Inmortales, película de Tarsem SinghEn Immortals se denota, además, un estilo visual muy inclinado a la pintura renacentista, con colores que van despuntando un poco más hacia la luz, pero que aún se mantienen en las penumbras de la Edad Media. Lejos de revelar una humanidad llena de esplendor y brillo, más bien se muestra en decadencia y entre sombras, la civilización está opacada por la maldad de Hiperión y la soberbia de sus líderes, que no alcanzan a ver que el verdadero mal está a punto de alcanzarlos. Por supuesto, esto enmarcado en una realidad griega, en la que su civilización estaba a punto de extinguirse por la ceguera de sus propios actos, y el desarrollo del resto de la humanidad.

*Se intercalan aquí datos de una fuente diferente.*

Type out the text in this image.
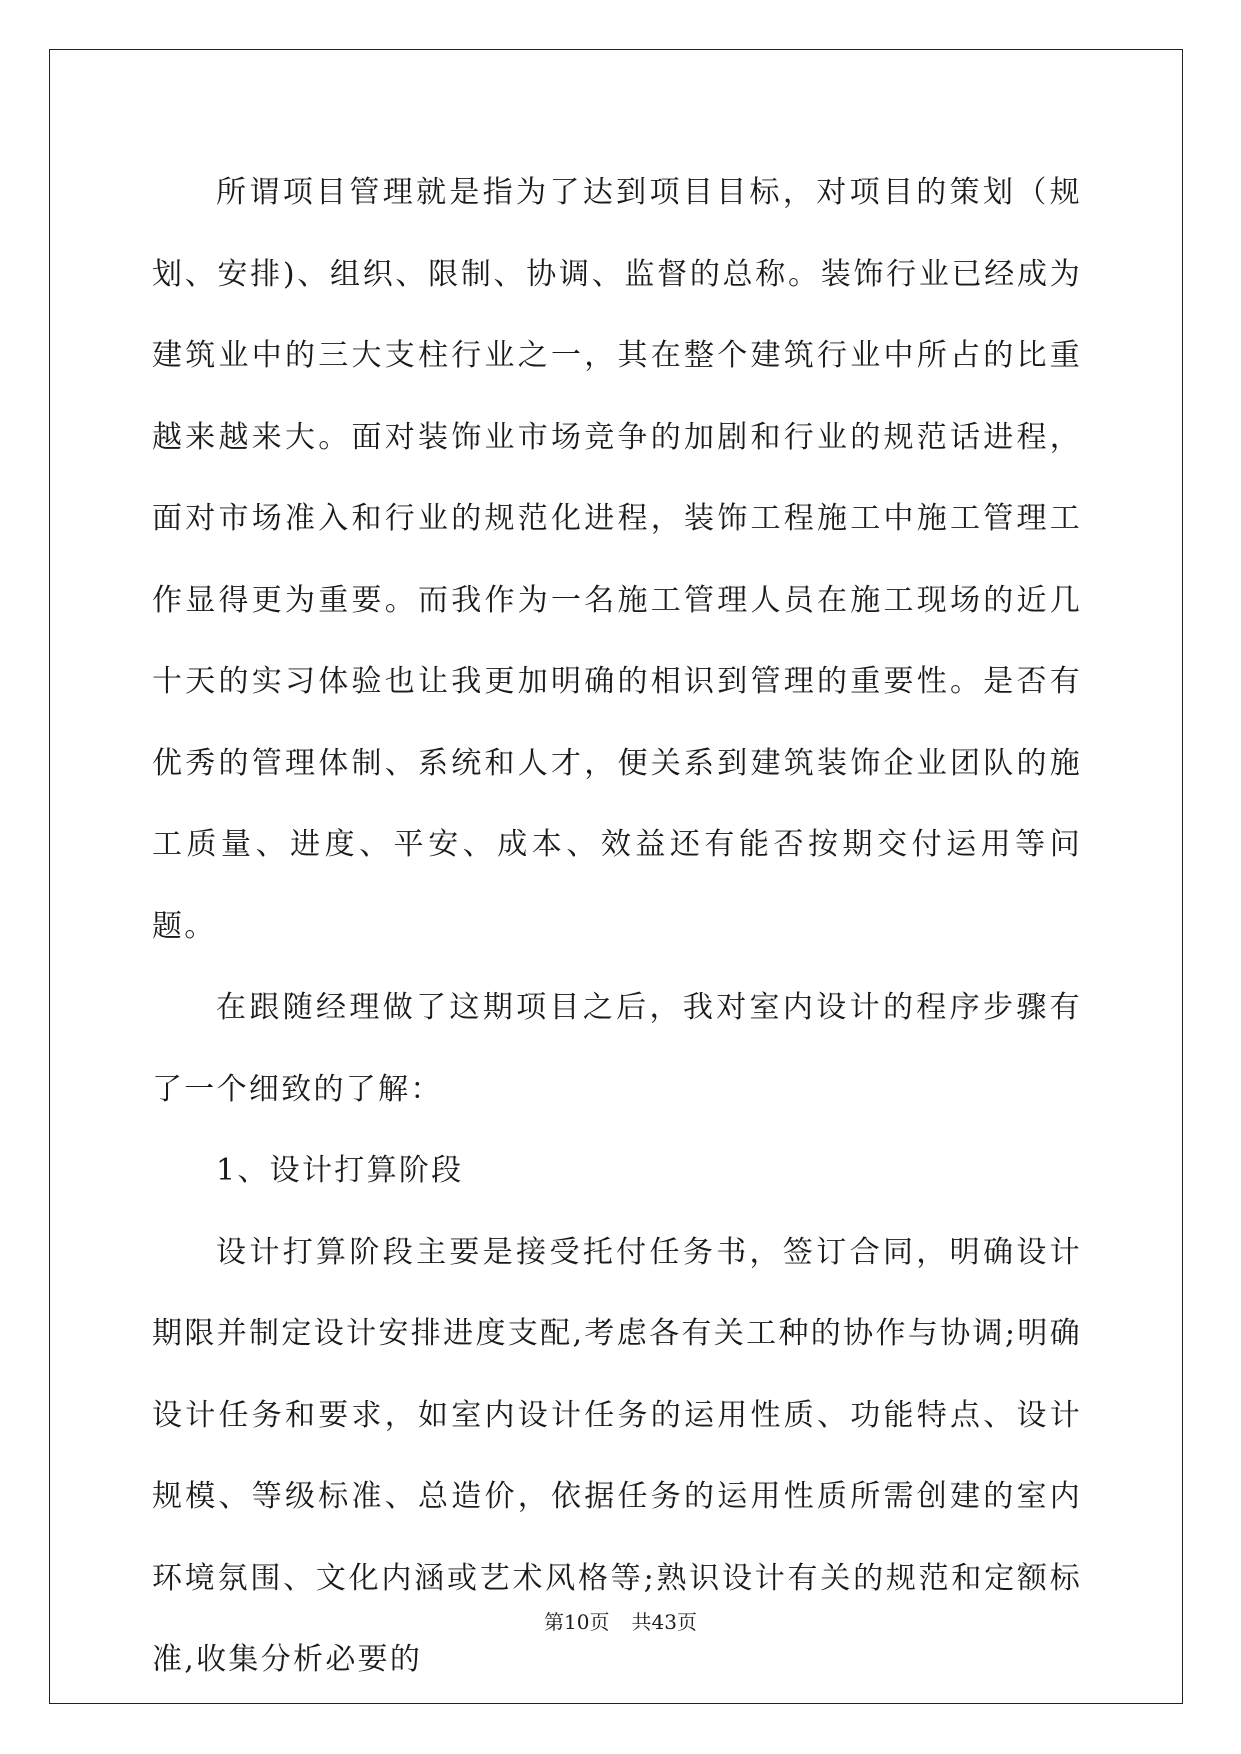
所谓项目管理就是指为了达到项目目标，对项目的策划（规划、安排)、组织、限制、协调、监督的总称。装饰行业已经成为建筑业中的三大支柱行业之一，其在整个建筑行业中所占的比重越来越来大。面对装饰业市场竞争的加剧和行业的规范话进程，面对市场准入和行业的规范化进程，装饰工程施工中施工管理工作显得更为重要。而我作为一名施工管理人员在施工现场的近几十天的实习体验也让我更加明确的相识到管理的重要性。是否有优秀的管理体制、系统和人才，便关系到建筑装饰企业团队的施工质量、进度、平安、成本、效益还有能否按期交付运用等问题。

在跟随经理做了这期项目之后，我对室内设计的程序步骤有了一个细致的了解：

1、设计打算阶段

设计打算阶段主要是接受托付任务书，签订合同，明确设计期限并制定设计安排进度支配,考虑各有关工种的协作与协调;明确设计任务和要求，如室内设计任务的运用性质、功能特点、设计规模、等级标准、总造价，依据任务的运用性质所需创建的室内环境氛围、文化内涵或艺术风格等;熟识设计有关的规范和定额标准,收集分析必要的

第10页 共43页
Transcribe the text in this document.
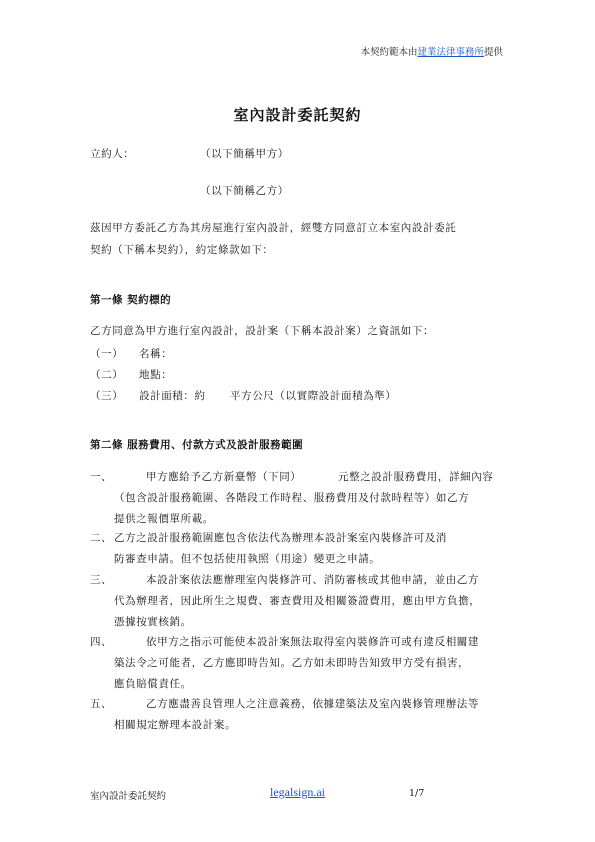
本契約範本由建業法律事務所提供
室內設計委託契約
立約人：	（以下簡稱甲方）
（以下簡稱乙方）
茲因甲方委託乙方為其房屋進行室內設計，經雙方同意訂立本室內設計委託
契約（下稱本契約），約定條款如下：
第一條 契約標的
乙方同意為甲方進行室內設計，設計案（下稱本設計案）之資訊如下：
（一） 名稱：
（二） 地點：
（三） 設計面積：約 平方公尺（以實際設計面積為準）
第二條 服務費用、付款方式及設計服務範圍
一、	甲方應給予乙方新臺幣（下同）	元整之設計服務費用，詳細內容
（包含設計服務範圍、各階段工作時程、服務費用及付款時程等）如乙方
提供之報價單所載。
二、 乙方之設計服務範圍應包含依法代為辦理本設計案室內裝修許可及消
防審查申請。但不包括使用執照（用途）變更之申請。
三、	本設計案依法應辦理室內裝修許可、消防審核或其他申請，並由乙方
代為辦理者，因此所生之規費、審查費用及相關簽證費用，應由甲方負擔，
憑據按實核銷。
四、	依甲方之指示可能使本設計案無法取得室內裝修許可或有違反相關建
築法令之可能者，乙方應即時告知。乙方如未即時告知致甲方受有損害，
應負賠償責任。
五、	乙方應盡善良管理人之注意義務，依據建築法及室內裝修管理辦法等
相關規定辦理本設計案。
室內設計委託契約	legalsign.ai	1/7
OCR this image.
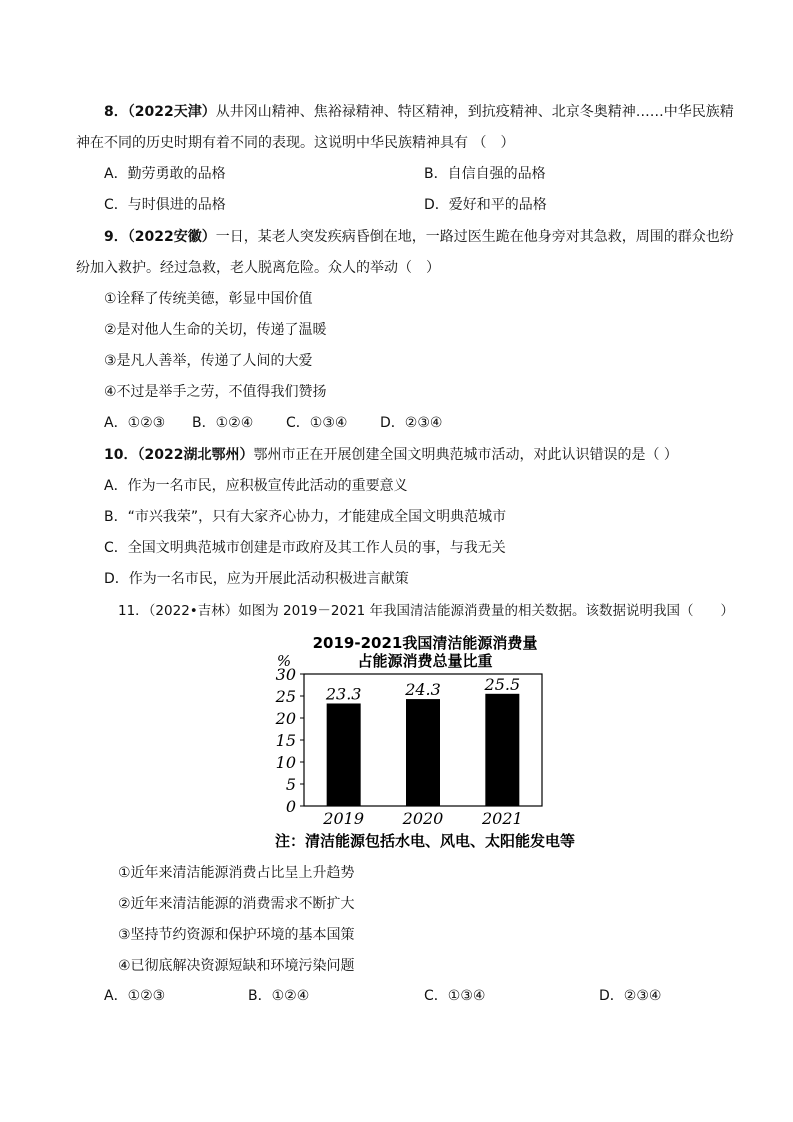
8．（2022天津）从井冈山精神、焦裕禄精神、特区精神，到抗疫精神、北京冬奥精神……中华民族精
神在不同的历史时期有着不同的表现。这说明中华民族精神具有 （　）
A．勤劳勇敢的品格	B．自信自强的品格
C．与时俱进的品格	D．爱好和平的品格
9．（2022安徽）一日，某老人突发疾病昏倒在地，一路过医生跪在他身旁对其急救，周围的群众也纷
纷加入救护。经过急救，老人脱离危险。众人的举动（　）
①诠释了传统美德，彰显中国价值
②是对他人生命的关切，传递了温暖
③是凡人善举，传递了人间的大爱
④不过是举手之劳，不值得我们赞扬
A．①②③ B．①②④ C．①③④ D．②③④
10．（2022湖北鄂州）鄂州市正在开展创建全国文明典范城市活动，对此认识错误的是（ ）
A．作为一名市民，应积极宣传此活动的重要意义
B．“市兴我荣”，只有大家齐心协力，才能建成全国文明典范城市
C．全国文明典范城市创建是市政府及其工作人员的事，与我无关
D．作为一名市民，应为开展此活动积极进言献策
11．（2022•吉林）如图为 2019－2021 年我国清洁能源消费量的相关数据。该数据说明我国（　　）
2019-2021我国清洁能源消费量
占能源消费总量比重
%
30
25
20
15
10
5
0
23.3
2019
24.3
2020
25.5
2021
注：清洁能源包括水电、风电、太阳能发电等
①近年来清洁能源消费占比呈上升趋势
②近年来清洁能源的消费需求不断扩大
③坚持节约资源和保护环境的基本国策
④已彻底解决资源短缺和环境污染问题
A．①②③	B．①②④	C．①③④	D．②③④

Tarsem logra capturar la voluntad de un hombre que parece que tiene la protección de los dioses, y el resto del mundo en su contra. La desolación de los espacios amplios y derruidos, la iluminación más bien oscura y, por supuesto, los evidentes enemigos van oprimiendo su esencia y al mismo tiempo acrecentando su valía que se enciende con el rojo pasional de la pitonisa y el dorado de Zeus que lo cobija.

Una película descriptiva e intuitivamente visual es lo que regala Tarsem en ésta, su última entrega en taquilla. No es ni cerca tan descabellada como La célula ni tan fantástica como The fall, pero tiene toques de un género bélico que no había tocado aún. Immortals es una traducción de las narraciones que toda la vida hemos escuchado y que se vuelven palpables a través de los ojos de Singh.